Kendall Aronson, Campus Carrier Asst. Arts & Living Editor
Famed drummer Keith Carlock played for the packed Ford Auditorium with the Berry Jazz Band on March 23 at 7:30 p.m.
Carlock has recorded and toured with numerous groups and musicians such as Walter Becker, John Mayer, Sting, Steely Dan, James Taylor, TOTO, Christopher Cross, Donald Fagen, Diana Ross, Faith Hill, The Blues Brothers Band, Mike Stern, Leni Stern, David Johansen and the Harry Smiths, Richard Bona, Chris Botti, Wayne Krantz, Rudder, Harry Belafonte, Oz Noy, Larry Carlton, Clay Aiken, Rascal Flatts, Paula Abdul and Grover Washington.
Carlock came to Berry on Thursday and participated in one dress rehearsal with the Berry Jazz Band and one rehearsal with the small ensemble before the jazz concert. Playing the arrangements of Steely Dan’s songs for a jazz band was a new experience for Carlock too — he had only played the original versions on the stage.
“For him to come in and do those new arrangements with the big band was a totally new experence for him too,” John David, director of jazz and percussion studies, said. “It was a neat experience for him, too, to do something different. To have one of the best in the world do it with us, that’s pretty amazing.”
While at Berry, Carlock also gave an hour clinic on the drums to any students who wanted to learn from him. Around fifty students attended, and many of them were not percussionists, but other student musicians who wanted to learn from Carlock’s expertise.
David said that it took a year to coordinate the concert, and they didn’t finalize the date until February. This was largely due to scheduling difficulties between Berry and Carlock.
“He’s one of my favorite musicians,” David said. “As far as his ability to communicate and to play, it is so clear and communicative that anyone can understand it. He’s everything I would want to have as a clinician and a guest artist.”
David said he wanted students to meet him and realize how normal his life is despite touring with world class musicians. He has a wife and three children who he lives with while he’s not playing gigs. His practice, his ability and the way he thinks elevate him as a musician.

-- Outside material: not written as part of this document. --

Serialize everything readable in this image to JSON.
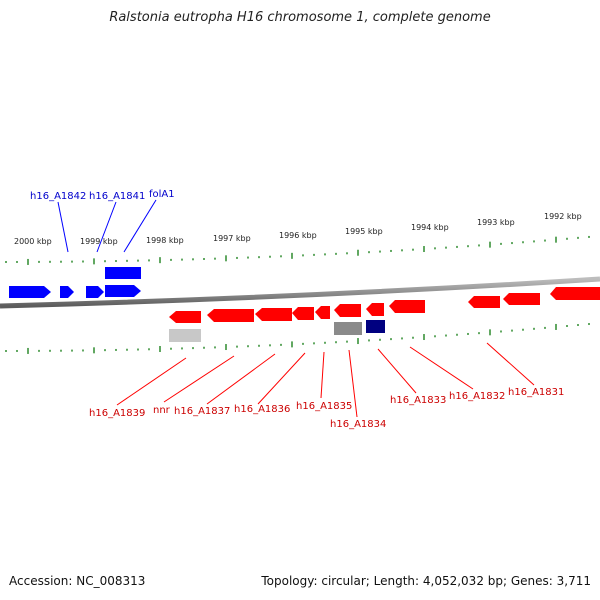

“He’s a world class player and a world class person,” David said.
In addition to playing with Berry’s jazz band, Carlock played with a small ensemble of professional musicians made up of visiting musicians and Berry staff members. David said that Carlock doesn’t normally play at colleges.

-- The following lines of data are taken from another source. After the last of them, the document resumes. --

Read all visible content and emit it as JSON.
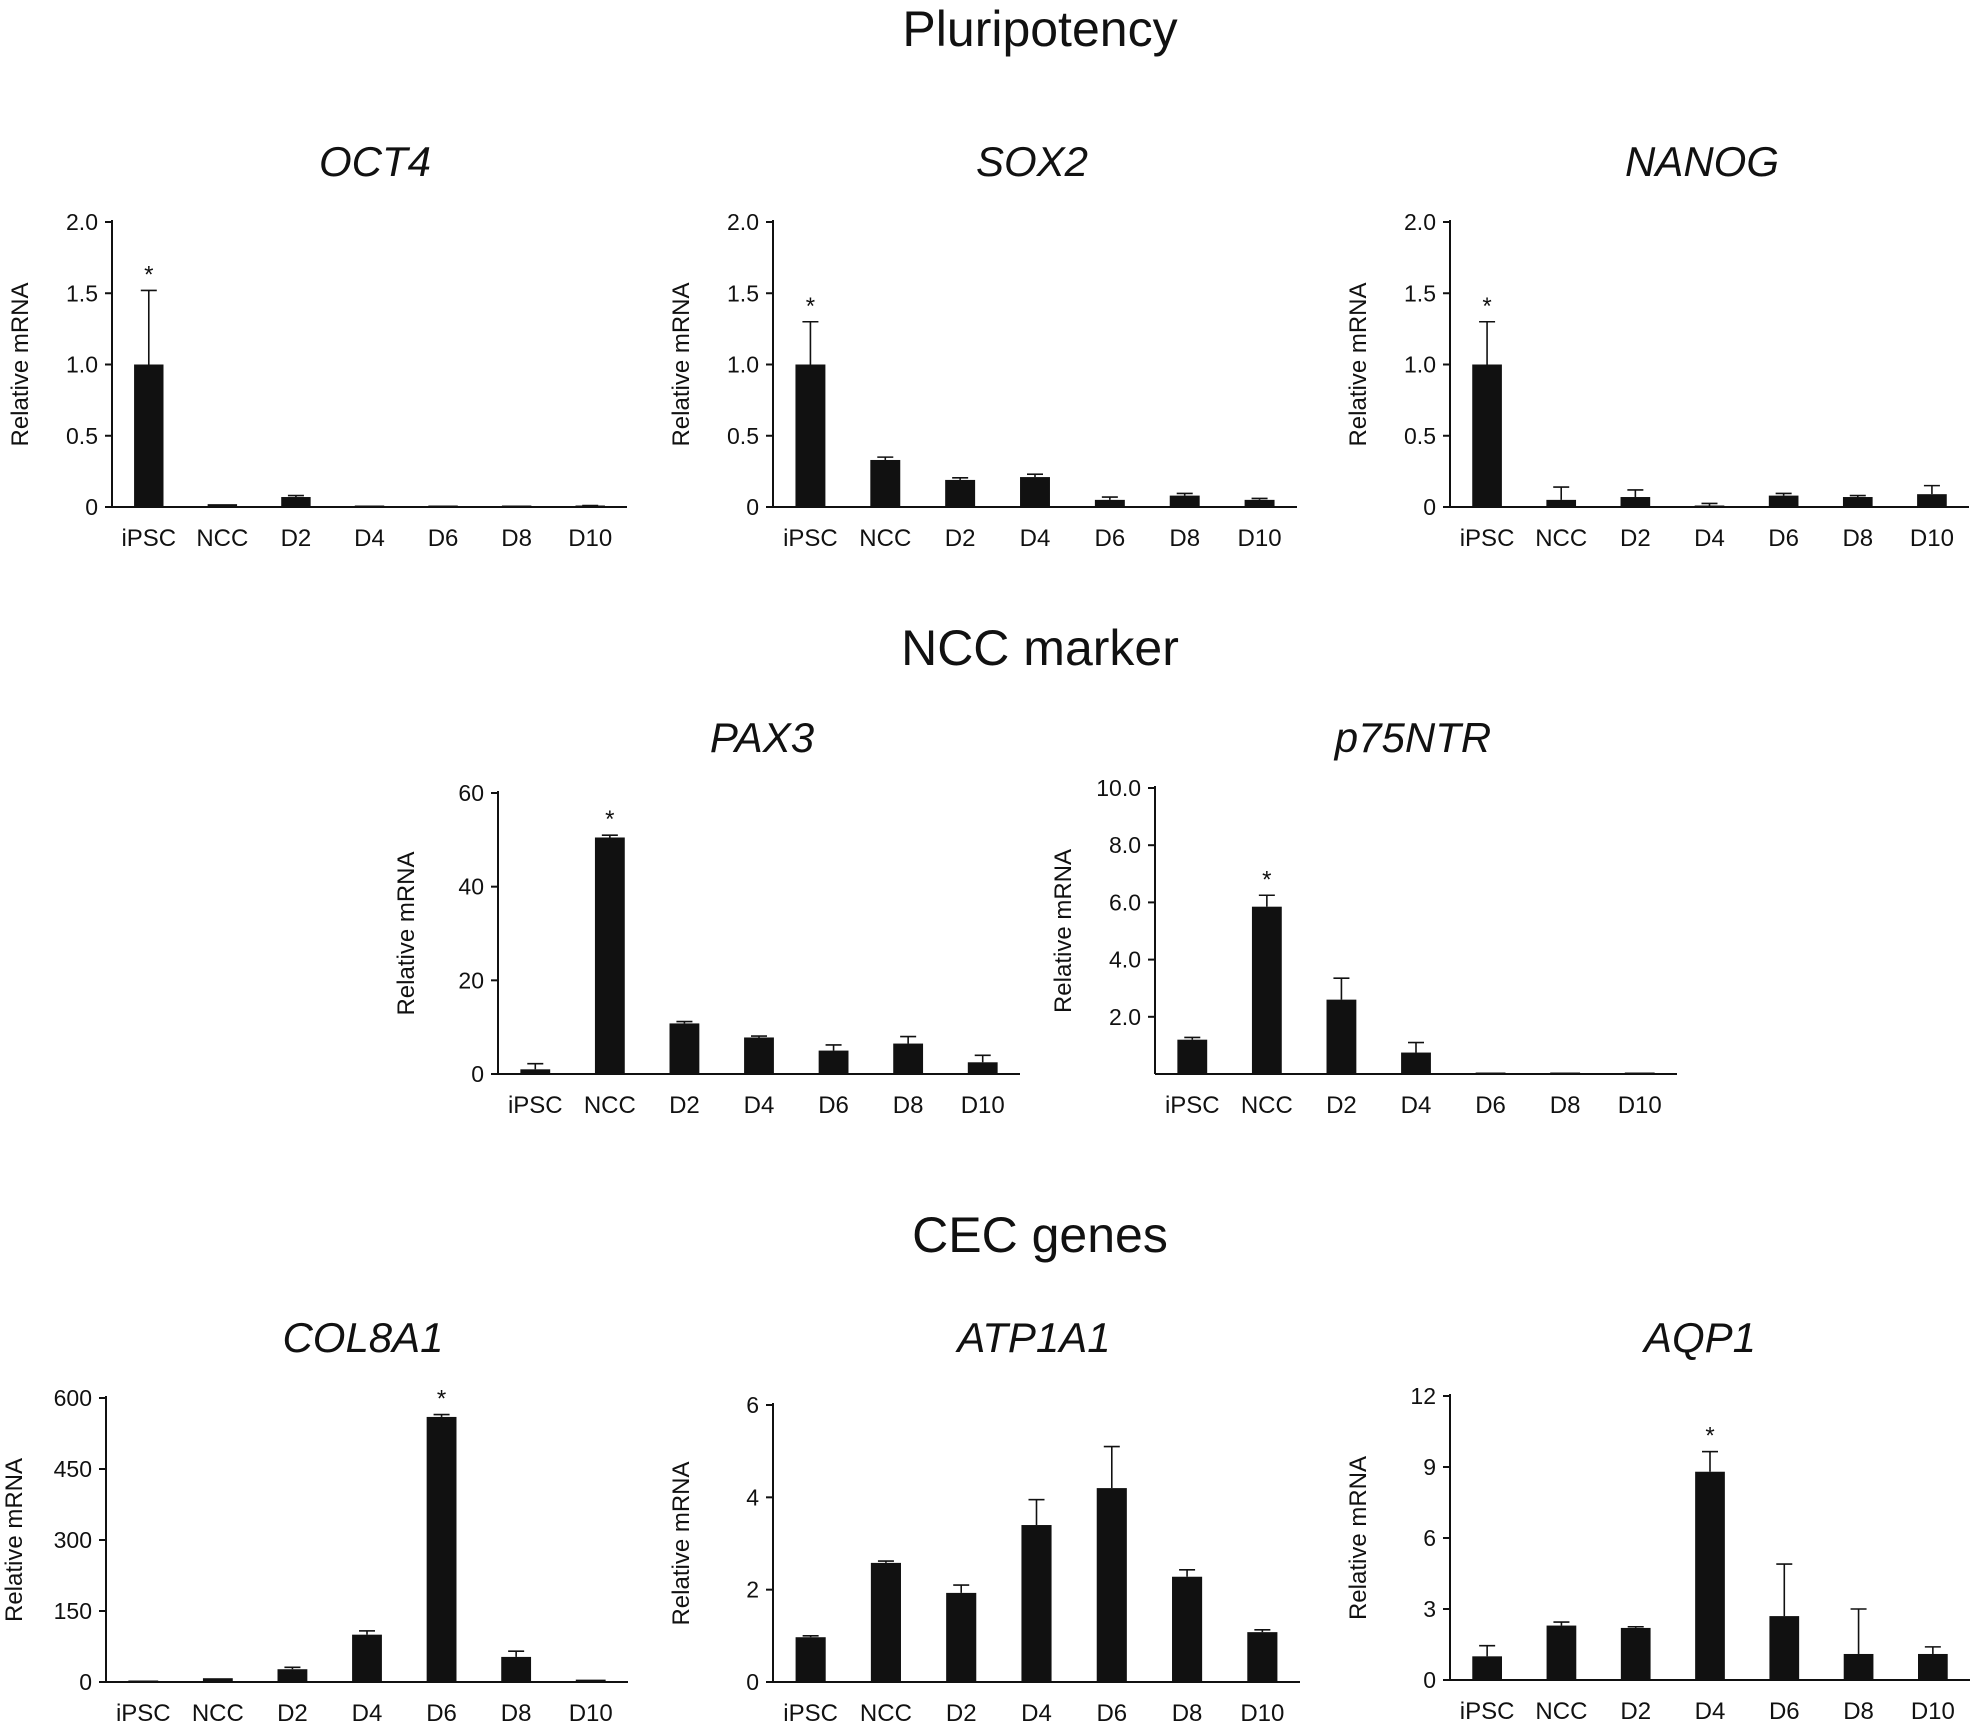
{
  "section_titles": [
    "Pluripotency",
    "NCC marker",
    "CEC genes"
  ],
  "chart_data": [
    {
      "type": "bar",
      "section": "Pluripotency",
      "title": "OCT4",
      "ylabel": "Relative mRNA",
      "categories": [
        "iPSC",
        "NCC",
        "D2",
        "D4",
        "D6",
        "D8",
        "D10"
      ],
      "values": [
        1.0,
        0.02,
        0.07,
        0.01,
        0.0,
        0.0,
        0.0
      ],
      "errors": [
        0.52,
        0.005,
        0.01,
        0.005,
        0.0,
        0.0,
        0.01
      ],
      "yticks": [
        "0",
        "0.5",
        "1.0",
        "1.5",
        "2.0"
      ],
      "ylim": [
        0,
        2.0
      ],
      "significant": [
        "iPSC"
      ]
    },
    {
      "type": "bar",
      "section": "Pluripotency",
      "title": "SOX2",
      "ylabel": "Relative mRNA",
      "categories": [
        "iPSC",
        "NCC",
        "D2",
        "D4",
        "D6",
        "D8",
        "D10"
      ],
      "values": [
        1.0,
        0.33,
        0.19,
        0.21,
        0.05,
        0.08,
        0.05
      ],
      "errors": [
        0.3,
        0.02,
        0.015,
        0.02,
        0.02,
        0.015,
        0.01
      ],
      "yticks": [
        "0",
        "0.5",
        "1.0",
        "1.5",
        "2.0"
      ],
      "ylim": [
        0,
        2.0
      ],
      "significant": [
        "iPSC"
      ]
    },
    {
      "type": "bar",
      "section": "Pluripotency",
      "title": "NANOG",
      "ylabel": "Relative mRNA",
      "categories": [
        "iPSC",
        "NCC",
        "D2",
        "D4",
        "D6",
        "D8",
        "D10"
      ],
      "values": [
        1.0,
        0.05,
        0.07,
        0.01,
        0.08,
        0.07,
        0.09
      ],
      "errors": [
        0.3,
        0.09,
        0.05,
        0.015,
        0.015,
        0.01,
        0.06
      ],
      "yticks": [
        "0",
        "0.5",
        "1.0",
        "1.5",
        "2.0"
      ],
      "ylim": [
        0,
        2.0
      ],
      "significant": [
        "iPSC"
      ]
    },
    {
      "type": "bar",
      "section": "NCC marker",
      "title": "PAX3",
      "ylabel": "Relative mRNA",
      "categories": [
        "iPSC",
        "NCC",
        "D2",
        "D4",
        "D6",
        "D8",
        "D10"
      ],
      "values": [
        1.0,
        50.5,
        10.8,
        7.8,
        5.0,
        6.5,
        2.5
      ],
      "errors": [
        1.2,
        0.5,
        0.4,
        0.3,
        1.2,
        1.5,
        1.5
      ],
      "yticks": [
        "0",
        "20",
        "40",
        "60"
      ],
      "ylim": [
        0,
        60
      ],
      "significant": [
        "NCC"
      ]
    },
    {
      "type": "bar",
      "section": "NCC marker",
      "title": "p75NTR",
      "ylabel": "Relative mRNA",
      "categories": [
        "iPSC",
        "NCC",
        "D2",
        "D4",
        "D6",
        "D8",
        "D10"
      ],
      "values": [
        1.2,
        5.85,
        2.6,
        0.75,
        0.05,
        0.05,
        0.05
      ],
      "errors": [
        0.08,
        0.4,
        0.75,
        0.35,
        0.0,
        0.0,
        0.0
      ],
      "yticks": [
        "2.0",
        "4.0",
        "6.0",
        "8.0",
        "10.0"
      ],
      "ylim": [
        0,
        10.0
      ],
      "significant": [
        "NCC"
      ]
    },
    {
      "type": "bar",
      "section": "CEC genes",
      "title": "COL8A1",
      "ylabel": "Relative mRNA",
      "categories": [
        "iPSC",
        "NCC",
        "D2",
        "D4",
        "D6",
        "D8",
        "D10"
      ],
      "values": [
        1,
        8,
        27,
        100,
        560,
        53,
        5
      ],
      "errors": [
        0.5,
        2,
        4,
        8,
        5,
        12,
        2
      ],
      "yticks": [
        "0",
        "150",
        "300",
        "450",
        "600"
      ],
      "ylim": [
        0,
        600
      ],
      "significant": [
        "D6"
      ]
    },
    {
      "type": "bar",
      "section": "CEC genes",
      "title": "ATP1A1",
      "ylabel": "Relative mRNA",
      "categories": [
        "iPSC",
        "NCC",
        "D2",
        "D4",
        "D6",
        "D8",
        "D10"
      ],
      "values": [
        0.97,
        2.58,
        1.93,
        3.4,
        4.2,
        2.28,
        1.08
      ],
      "errors": [
        0.03,
        0.04,
        0.17,
        0.55,
        0.9,
        0.15,
        0.05
      ],
      "yticks": [
        "0",
        "2",
        "4",
        "6"
      ],
      "ylim": [
        0,
        6
      ],
      "significant": []
    },
    {
      "type": "bar",
      "section": "CEC genes",
      "title": "AQP1",
      "ylabel": "Relative mRNA",
      "categories": [
        "iPSC",
        "NCC",
        "D2",
        "D4",
        "D6",
        "D8",
        "D10"
      ],
      "values": [
        1.0,
        2.3,
        2.2,
        8.8,
        2.7,
        1.1,
        1.1
      ],
      "errors": [
        0.45,
        0.15,
        0.05,
        0.85,
        2.2,
        1.9,
        0.3
      ],
      "yticks": [
        "0",
        "3",
        "6",
        "9",
        "12"
      ],
      "ylim": [
        0,
        12
      ],
      "significant": [
        "D4"
      ]
    }
  ]
}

“I think it’s the best thing we’ve done in the Berry Jazz Program to bring him here,” David said. “It’s a glimpse into what making music at the highest level does for the human experience. And hearing it live is pretty cool. Doing it live is even better.”
Junior Nicole Harris was one of the students in the jazz band who got the opportunity to play with Carlock live on stage. She has been in the Jazz Ensemble for two years. Harris said this was the first time they have played a band’s music with a member of that band as a guest artist.
“Keith Carlock was awesome,” Harris said. “It was amazing to perform with him because you can really tell he loves music. It’s truly his passion. It elevates him to another level.”
Paolo Fransisco, a freshman music minor, attended the clinic and the jazz concert.
“Keith Carlock is a crazy one on drums,” Francisco said. “Probably Berry’s best event that we could have. For Berry to have someone of that magnitude come and play with the jazz band is huge. It’s a different aura in there.”
Francisco said he did a good job of explaining his thought process and answering student questions during the clinic.
Sophomore Timothy Wooley has been playing drums for nine years, and has gone to numerous concerts, but Carlock was the most impressive drummer he has ever seen perform live.
“It was a once in a lifetime opportunity,” Wooley said. “It was a good experience and it taught me a lot about what it is like to play drums professionally. It allowed me to meet a really cool guy with lots of skills related to things I enjoy.”
Wooley said he also learned a lot of the headspace which is necessary for improvisation and professional drumming as a whole.
David would love to have more events like this in the future. Next year he would like to do a concert focusing on a great jazz singer.